If you get FULMINANT hepatitis (rare; think hepatic encephalopathy) what virus usually causes it?

Answer 30

HBV

*mortality can be high :(

Question 31

Do most patients with acute HBV have self limited disease with lifelong immunity?

Answer 31

YES, but the virus has a long incubation period (up to 6 months) before pt becomes symptomatic.

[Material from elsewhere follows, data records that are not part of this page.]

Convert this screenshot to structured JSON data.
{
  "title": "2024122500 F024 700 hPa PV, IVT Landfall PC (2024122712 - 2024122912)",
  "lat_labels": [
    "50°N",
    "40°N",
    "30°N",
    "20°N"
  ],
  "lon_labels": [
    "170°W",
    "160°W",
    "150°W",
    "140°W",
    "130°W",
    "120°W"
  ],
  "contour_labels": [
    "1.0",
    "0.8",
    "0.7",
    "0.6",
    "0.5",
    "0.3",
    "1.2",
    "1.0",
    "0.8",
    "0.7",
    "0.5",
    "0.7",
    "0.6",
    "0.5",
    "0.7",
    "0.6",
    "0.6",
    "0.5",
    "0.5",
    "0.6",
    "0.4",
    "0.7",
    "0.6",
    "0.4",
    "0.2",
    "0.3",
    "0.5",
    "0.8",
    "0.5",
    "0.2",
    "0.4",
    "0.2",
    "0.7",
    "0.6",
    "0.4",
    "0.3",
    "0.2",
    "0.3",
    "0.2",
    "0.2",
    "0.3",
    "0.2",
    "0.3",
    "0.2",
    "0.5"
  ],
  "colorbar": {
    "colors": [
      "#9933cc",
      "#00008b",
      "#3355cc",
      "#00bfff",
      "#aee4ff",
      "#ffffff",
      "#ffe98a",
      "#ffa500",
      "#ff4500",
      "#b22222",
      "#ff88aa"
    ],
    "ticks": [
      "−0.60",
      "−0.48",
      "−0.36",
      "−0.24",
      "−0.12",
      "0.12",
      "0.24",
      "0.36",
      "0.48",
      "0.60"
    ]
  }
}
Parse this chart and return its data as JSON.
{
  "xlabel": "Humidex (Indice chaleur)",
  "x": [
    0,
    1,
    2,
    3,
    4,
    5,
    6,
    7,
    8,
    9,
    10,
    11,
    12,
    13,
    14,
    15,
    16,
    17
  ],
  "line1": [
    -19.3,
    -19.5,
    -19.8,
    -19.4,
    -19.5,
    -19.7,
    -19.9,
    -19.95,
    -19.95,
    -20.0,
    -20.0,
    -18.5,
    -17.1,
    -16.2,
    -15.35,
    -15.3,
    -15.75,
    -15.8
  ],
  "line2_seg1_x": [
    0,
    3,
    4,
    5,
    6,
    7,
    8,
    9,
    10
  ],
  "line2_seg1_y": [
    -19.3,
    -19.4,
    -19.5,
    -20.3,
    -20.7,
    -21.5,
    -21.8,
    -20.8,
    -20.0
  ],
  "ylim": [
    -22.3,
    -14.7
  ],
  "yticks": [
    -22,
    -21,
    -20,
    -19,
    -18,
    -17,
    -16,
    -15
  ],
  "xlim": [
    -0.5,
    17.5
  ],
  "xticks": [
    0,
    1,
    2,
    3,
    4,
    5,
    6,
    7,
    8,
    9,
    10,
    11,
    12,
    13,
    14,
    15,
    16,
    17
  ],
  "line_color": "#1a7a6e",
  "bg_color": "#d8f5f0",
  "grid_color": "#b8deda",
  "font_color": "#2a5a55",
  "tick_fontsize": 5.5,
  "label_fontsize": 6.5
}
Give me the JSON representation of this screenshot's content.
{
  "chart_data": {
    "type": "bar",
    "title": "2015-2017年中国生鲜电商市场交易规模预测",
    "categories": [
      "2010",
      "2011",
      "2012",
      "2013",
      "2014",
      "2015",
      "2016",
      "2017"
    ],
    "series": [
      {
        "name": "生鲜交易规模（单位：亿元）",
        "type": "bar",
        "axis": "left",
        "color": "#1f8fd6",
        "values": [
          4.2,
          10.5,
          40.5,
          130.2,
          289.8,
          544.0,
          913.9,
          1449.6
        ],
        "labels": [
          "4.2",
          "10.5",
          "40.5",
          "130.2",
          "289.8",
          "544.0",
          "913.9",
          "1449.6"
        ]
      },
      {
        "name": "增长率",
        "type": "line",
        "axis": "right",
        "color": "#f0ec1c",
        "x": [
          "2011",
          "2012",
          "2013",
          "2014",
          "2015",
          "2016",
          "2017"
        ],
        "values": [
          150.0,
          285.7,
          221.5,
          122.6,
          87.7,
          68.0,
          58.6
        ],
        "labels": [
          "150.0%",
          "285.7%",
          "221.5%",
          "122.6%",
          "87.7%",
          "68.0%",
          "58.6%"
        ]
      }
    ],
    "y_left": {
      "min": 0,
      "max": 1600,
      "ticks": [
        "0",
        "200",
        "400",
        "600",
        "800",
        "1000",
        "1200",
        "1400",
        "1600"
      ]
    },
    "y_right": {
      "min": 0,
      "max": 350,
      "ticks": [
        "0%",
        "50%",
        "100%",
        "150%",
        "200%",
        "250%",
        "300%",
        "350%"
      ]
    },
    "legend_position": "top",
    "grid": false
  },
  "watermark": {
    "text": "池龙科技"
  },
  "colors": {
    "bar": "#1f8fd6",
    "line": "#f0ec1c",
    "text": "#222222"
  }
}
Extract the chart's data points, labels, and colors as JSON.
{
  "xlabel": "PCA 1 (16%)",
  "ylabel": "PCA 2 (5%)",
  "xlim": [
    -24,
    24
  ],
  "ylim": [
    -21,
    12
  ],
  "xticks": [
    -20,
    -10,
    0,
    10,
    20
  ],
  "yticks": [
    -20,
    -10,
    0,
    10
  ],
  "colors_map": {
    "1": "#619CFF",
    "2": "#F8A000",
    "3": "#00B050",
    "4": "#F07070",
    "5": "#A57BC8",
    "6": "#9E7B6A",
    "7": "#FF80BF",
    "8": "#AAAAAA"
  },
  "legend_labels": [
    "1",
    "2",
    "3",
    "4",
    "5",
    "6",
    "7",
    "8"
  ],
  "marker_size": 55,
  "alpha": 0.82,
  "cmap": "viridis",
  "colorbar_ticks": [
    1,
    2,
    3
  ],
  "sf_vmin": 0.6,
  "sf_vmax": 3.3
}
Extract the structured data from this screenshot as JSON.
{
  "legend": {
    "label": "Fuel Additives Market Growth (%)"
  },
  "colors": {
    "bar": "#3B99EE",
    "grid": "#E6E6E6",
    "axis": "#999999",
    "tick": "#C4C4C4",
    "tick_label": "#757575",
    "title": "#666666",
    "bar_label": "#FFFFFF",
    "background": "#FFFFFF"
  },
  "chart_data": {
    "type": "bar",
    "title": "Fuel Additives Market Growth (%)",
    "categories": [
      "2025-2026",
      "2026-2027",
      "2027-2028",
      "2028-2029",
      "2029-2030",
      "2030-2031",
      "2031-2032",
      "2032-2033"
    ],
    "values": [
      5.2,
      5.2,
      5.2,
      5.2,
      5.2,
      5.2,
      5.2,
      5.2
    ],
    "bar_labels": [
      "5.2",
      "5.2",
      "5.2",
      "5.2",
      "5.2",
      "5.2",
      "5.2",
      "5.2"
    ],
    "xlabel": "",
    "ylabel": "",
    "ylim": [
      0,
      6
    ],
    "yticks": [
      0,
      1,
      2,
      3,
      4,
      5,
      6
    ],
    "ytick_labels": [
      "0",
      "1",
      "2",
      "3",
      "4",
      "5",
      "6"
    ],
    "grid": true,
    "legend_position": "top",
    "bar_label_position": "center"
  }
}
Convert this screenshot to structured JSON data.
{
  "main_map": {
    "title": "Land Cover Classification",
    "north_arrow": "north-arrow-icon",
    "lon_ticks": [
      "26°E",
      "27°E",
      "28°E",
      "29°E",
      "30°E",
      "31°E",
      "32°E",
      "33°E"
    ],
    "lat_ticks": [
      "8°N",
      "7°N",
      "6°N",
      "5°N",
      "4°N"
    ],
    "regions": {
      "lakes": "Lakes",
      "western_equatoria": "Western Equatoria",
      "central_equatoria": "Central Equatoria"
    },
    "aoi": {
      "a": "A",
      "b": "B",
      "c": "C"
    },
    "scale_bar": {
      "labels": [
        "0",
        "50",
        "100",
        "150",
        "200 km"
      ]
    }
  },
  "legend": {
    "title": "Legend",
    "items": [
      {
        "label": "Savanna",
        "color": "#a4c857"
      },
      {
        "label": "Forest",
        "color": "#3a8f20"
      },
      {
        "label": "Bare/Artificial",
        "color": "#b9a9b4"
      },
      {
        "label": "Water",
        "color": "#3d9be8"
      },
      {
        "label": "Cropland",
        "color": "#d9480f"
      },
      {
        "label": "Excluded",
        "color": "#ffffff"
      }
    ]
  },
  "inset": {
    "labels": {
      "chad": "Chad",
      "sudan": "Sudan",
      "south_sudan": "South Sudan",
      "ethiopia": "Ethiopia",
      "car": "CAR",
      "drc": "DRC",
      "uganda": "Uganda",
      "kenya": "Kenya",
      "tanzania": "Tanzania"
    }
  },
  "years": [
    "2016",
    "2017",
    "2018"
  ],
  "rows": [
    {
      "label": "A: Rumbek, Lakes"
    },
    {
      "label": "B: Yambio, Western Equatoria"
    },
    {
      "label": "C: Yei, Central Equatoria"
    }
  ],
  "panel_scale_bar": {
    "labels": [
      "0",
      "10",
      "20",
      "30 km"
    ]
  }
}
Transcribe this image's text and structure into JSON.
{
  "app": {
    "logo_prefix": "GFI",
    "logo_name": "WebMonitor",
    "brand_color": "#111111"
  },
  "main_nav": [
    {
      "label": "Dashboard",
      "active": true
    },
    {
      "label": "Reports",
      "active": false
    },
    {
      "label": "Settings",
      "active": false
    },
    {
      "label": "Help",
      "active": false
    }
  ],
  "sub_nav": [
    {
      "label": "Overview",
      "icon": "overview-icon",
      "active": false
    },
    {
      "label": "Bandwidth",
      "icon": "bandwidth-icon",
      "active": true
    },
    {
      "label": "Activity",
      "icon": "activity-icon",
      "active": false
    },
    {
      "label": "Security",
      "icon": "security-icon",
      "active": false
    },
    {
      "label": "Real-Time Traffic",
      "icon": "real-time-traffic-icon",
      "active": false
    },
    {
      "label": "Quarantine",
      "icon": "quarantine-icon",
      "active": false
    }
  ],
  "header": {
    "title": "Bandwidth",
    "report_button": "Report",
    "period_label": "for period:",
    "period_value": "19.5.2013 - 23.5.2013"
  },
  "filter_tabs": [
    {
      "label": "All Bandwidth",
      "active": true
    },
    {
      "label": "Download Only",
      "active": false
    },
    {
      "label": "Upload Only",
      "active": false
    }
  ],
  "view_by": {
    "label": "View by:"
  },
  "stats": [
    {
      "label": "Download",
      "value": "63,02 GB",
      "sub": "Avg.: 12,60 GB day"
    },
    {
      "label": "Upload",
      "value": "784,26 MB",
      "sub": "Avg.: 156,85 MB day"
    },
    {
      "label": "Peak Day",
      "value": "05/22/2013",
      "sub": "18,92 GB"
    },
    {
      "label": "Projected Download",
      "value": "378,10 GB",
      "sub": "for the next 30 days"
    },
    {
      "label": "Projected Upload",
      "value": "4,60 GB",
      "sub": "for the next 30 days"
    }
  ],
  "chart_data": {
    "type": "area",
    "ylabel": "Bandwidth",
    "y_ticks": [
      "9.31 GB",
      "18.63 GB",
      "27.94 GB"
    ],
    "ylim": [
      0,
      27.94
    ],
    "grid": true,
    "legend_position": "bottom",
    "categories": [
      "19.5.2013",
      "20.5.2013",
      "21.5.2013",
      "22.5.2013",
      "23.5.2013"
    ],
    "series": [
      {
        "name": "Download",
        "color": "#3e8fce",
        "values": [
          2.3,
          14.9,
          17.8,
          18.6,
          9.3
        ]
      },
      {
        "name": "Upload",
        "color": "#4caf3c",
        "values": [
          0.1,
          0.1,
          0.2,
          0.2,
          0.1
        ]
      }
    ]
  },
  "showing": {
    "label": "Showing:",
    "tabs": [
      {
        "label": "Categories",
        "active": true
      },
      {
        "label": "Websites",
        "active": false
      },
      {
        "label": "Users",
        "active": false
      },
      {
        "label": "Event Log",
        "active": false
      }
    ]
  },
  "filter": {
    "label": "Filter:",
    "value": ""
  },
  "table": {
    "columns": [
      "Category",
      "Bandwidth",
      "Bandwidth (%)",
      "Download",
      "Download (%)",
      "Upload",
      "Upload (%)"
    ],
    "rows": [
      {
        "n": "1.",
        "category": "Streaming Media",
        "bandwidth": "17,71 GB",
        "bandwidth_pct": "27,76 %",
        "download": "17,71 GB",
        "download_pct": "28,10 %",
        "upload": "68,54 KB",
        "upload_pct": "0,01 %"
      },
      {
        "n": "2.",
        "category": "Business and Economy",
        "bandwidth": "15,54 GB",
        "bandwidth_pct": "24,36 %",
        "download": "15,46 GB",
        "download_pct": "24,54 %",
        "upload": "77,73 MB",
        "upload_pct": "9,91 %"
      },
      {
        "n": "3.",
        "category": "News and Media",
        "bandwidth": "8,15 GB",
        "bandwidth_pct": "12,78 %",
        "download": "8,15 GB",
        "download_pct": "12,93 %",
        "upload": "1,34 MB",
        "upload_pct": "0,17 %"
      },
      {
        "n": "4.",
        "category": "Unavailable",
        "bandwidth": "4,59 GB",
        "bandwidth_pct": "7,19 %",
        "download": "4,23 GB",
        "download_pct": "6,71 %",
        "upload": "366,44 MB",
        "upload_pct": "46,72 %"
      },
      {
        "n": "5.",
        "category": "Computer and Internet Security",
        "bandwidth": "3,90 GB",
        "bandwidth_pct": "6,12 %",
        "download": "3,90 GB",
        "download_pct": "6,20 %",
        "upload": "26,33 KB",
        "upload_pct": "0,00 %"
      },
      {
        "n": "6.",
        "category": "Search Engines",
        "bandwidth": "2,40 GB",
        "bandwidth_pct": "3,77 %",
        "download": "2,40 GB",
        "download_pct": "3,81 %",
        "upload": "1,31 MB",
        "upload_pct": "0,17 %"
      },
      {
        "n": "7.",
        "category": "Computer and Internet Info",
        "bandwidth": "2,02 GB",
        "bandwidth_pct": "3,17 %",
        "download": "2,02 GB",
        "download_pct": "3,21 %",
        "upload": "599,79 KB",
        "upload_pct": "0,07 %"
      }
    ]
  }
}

Meaning they can shed the virus for 6 months.

Question 32

Does the core antigen of hep B (HBcAg) circulate in the serum of pts with acute hepatitis?

Answer 32

NO, but anti-HBcAg (IgM) will appear after the surface antigen (HBsAg)

Question 33

What does HBcAg presence mean?

Answer 33

• marker of previous infection

Question 34

When does HBV-DNA and DNA polymerase appear?

Answer 34

• soon after HBsAg (SURFACE antigen).

* signfies active viral replication.

Question 35

What does the cytoplasm of infected hepatocytes with HBsAg look like?

Answer 35

ground glass appearance with sanded nuclei

Question 36

Will you see HBsAB (antibody against the SURFACE antigen) in CHRONIC HBV?

Answer 36

NO. Most concerning of the hepatitis viruses.

Question 37

** With what is CHRONIC HBV associated? (BOARD QUESTION)

Answer 37

polyarteritis nodosa (vasculitis of medium-sized arteries).
*Or if a pt has polyarteritis nodosa, they are likely a carrier of HBV!

Question 38

Can some pts with HBV develop antibodies over years and clear the virus?

Answer 38

YES :)
*some pts however will never produce antibodies and suffer from relentless chronic hepatitis, which can progress to cirrhosis and hepatocellular carcinoma.

Question 39

Is the entire genome of HBV integrated into the host cells?

Answer 39

NO, but fragments of it may be integrated leading to production of antigens.

Question 40

Is there currently a vaccine for HCV?

Answer 40

NO (too many strains), but there are good treatments available.

Question 41

Can HCV IgG clear the infection?

Answer 41

NO

Question 42

With what is HCV sometimes associated?

Answer 42

• lymphoma
• MPGN
• Sicca syndrome
• porphyria cutanea tarda

Question 43

With what hepatitis virus will you likely see fatty changes in the liver?

Answer 43

HBV and HCV (more common)

Question 44

Is the clinical course of viral hepatitis variable?

Answer 44

YES

Question 45

What is autoimmune hepatitis?

Answer 45

• autoantibodies against hepatocytes with no serological markers of virus.
• increased HLA B8 or HLA DRw3
• resembles viral hepatitis histologically, but inflammation is rich in PLASMA CELLS.

Question 46

What are the 2 types of autoimmune hepatitis?

Answer 46

• type I= most common, females under forty and 25% develop cirrhosis.
• type II= children, target autoantigen is CYP2D6, and most have T1DM and thyroiditis.